Purpose
– Research has shown that when presenting large amounts of social media information on small devices, design should consider multiple contexts which include user preferences, time, location, environment and so on. It should also take into account the purpose of use, for example, the kind of tasks undertaken by users. However, little research has been done on the organization of social media information by multiple context and tasks. The paper aims to discuss these issues.
Design/methodology/approach
– Using tourism as a domain, the authors conducted a user evaluation study with a prototype to investigate users’ preferred ways of organizing different types of social media information based on multiple contexts.
Findings
– In this paper, the authors present a sequence of context types for organizing four types of social media information (recommendations, events, friends and media elements). The study revealed that users preferred to view recommendations by location and environment context, events by location and temporal context, contacts by location and identity context and finally, list of media elements by environment and identity context.

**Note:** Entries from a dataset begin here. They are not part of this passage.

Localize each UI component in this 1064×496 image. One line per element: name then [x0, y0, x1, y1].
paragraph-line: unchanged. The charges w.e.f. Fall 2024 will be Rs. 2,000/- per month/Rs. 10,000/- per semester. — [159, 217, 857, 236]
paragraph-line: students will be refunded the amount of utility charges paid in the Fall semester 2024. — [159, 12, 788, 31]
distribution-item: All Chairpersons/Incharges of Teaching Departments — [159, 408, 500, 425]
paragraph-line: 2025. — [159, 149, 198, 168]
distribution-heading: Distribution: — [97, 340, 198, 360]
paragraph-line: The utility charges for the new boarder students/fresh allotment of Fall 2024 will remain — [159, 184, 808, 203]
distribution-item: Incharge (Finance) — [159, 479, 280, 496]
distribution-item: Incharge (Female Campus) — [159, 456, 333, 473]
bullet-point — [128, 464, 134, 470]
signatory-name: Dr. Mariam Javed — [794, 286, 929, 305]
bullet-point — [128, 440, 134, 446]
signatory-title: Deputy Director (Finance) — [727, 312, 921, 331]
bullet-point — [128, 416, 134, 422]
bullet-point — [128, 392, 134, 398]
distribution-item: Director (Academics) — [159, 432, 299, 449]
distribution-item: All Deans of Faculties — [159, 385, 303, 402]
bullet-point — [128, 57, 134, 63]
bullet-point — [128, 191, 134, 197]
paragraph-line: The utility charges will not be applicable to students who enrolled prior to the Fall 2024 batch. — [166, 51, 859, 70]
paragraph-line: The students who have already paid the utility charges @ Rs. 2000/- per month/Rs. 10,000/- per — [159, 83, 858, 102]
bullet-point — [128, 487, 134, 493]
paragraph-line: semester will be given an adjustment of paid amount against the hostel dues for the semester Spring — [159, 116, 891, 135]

Research limitations/implications
– There may be different sequences of context types for organizing social media information in domains other than tourism. Researchers are encouraged to analyze users’ needs in other domains so as to find their preferred ways of organizing social media information.
Practical implications
– This paper includes implications for the design and development of user interface, in particular, for mobile applications presenting large amount of social media information.
Originality/value
– It presents a new way of organizing social media information using multiple context types and with consideration of users’ needs.